We would like to understand better the nature of the dark energy. Is it really Einstein's cosmological constant, retrieved from the dumpster of history, smoothed out and made new again? Or is it some more general “quintessence” whose energy density changes over time. Better measurements will show whether the dark energy comes from a source that is constant, or one that changes subtly as the universe expands. Either way will be very interesting.
Faint light from distant stellar catastrophes traces the history of cosmic expansion. It is not what we expected to see. The universe contains more parts than the simplest universe we could imagine: atoms that glow, atoms that don't, neutrinos with mass, and another dark matter particle with more mass, something that made the universe expand exponentially in the era of inflation and something more that is making the universe accelerate now. Perhaps some day in the future all of this will seem essential, but at the moment, it seems we live in a recklessly extravagant universe, with extra parts whose function we do not yet fathom.

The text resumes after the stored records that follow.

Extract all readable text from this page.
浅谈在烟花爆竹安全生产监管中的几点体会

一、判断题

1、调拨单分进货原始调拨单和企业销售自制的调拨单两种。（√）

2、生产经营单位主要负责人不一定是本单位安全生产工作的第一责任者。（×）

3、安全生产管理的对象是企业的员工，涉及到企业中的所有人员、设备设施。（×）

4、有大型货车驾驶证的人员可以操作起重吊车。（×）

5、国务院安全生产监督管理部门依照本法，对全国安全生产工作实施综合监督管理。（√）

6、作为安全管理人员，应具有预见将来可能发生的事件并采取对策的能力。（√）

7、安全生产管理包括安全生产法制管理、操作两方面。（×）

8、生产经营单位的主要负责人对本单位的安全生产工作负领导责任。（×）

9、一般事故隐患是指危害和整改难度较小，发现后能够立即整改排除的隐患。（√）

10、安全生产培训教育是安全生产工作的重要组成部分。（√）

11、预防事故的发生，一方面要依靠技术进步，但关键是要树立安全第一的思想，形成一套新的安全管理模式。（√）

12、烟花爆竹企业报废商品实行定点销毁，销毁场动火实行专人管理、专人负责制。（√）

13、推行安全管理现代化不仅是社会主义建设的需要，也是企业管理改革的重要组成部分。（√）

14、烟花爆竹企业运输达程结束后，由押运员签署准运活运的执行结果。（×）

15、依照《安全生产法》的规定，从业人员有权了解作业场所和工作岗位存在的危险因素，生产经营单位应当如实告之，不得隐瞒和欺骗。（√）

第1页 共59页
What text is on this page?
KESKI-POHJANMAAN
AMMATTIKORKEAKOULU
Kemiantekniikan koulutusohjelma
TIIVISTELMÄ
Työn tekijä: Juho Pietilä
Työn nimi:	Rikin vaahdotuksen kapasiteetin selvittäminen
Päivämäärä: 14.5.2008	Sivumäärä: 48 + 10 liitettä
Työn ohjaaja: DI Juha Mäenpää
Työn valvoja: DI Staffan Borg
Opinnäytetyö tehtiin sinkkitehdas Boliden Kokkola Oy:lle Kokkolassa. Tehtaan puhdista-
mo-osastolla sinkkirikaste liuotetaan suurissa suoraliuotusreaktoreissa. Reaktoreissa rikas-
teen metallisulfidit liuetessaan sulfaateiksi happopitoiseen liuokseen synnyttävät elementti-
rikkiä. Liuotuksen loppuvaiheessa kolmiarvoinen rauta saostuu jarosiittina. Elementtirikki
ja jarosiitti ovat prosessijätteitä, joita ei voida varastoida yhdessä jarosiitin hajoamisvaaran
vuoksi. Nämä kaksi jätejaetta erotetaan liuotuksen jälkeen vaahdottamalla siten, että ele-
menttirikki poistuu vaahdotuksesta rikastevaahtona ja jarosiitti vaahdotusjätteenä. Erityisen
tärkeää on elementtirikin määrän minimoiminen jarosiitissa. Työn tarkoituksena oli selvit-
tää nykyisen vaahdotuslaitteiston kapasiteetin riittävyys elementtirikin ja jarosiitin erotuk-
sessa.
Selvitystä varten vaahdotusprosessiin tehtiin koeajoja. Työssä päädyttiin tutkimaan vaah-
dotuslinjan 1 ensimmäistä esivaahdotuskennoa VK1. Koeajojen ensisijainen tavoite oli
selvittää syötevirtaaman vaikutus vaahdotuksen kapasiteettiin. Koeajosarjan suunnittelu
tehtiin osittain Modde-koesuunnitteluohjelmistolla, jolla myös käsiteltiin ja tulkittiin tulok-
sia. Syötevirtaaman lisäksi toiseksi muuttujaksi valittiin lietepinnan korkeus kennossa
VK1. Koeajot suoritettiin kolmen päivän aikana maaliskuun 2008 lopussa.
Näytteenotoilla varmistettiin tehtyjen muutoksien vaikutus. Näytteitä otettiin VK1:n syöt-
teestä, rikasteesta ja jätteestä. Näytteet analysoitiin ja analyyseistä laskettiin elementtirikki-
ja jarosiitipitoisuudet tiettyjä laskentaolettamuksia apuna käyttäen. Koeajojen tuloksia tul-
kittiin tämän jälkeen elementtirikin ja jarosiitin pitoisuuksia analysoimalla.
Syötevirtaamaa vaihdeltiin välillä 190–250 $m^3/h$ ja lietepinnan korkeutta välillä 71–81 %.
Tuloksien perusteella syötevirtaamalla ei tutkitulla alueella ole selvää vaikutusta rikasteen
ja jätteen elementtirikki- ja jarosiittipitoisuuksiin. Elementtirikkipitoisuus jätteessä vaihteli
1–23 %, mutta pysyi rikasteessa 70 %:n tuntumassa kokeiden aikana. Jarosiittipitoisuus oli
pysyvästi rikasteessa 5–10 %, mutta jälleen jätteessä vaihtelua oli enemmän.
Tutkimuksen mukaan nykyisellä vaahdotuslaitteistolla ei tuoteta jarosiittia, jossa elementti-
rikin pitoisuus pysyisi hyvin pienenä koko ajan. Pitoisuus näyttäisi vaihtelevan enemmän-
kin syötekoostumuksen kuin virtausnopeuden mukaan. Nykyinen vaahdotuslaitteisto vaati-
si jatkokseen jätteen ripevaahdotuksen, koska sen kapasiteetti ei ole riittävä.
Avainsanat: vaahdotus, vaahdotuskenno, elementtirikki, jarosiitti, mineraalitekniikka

Robert P. Kirshner is Clowes Professor of Science at the Harvard-Smithsonian Center for Astrophysics in Cambridge, Massachusetts. Born in Sudbury, MA in 1949, he obtained his A.B. from Harvard College in 1970 and his Ph.D from the California Institute of Technology in 1975. Kirshner was elected to the National Academy of Sciences in 1998 and elected President of the American Astronomical Society in 2003. At Harvard, he teaches a large course for students who are not science concentrators, “Matter in the Universe.” He is also Master of Quincy House, one of Harvard's undergraduate residences. In 2003, Princeton University Press published Kirshner's popular-level book, “The Extravagant Universe: exploding stars, dark energy, and the accelerating cosmos.”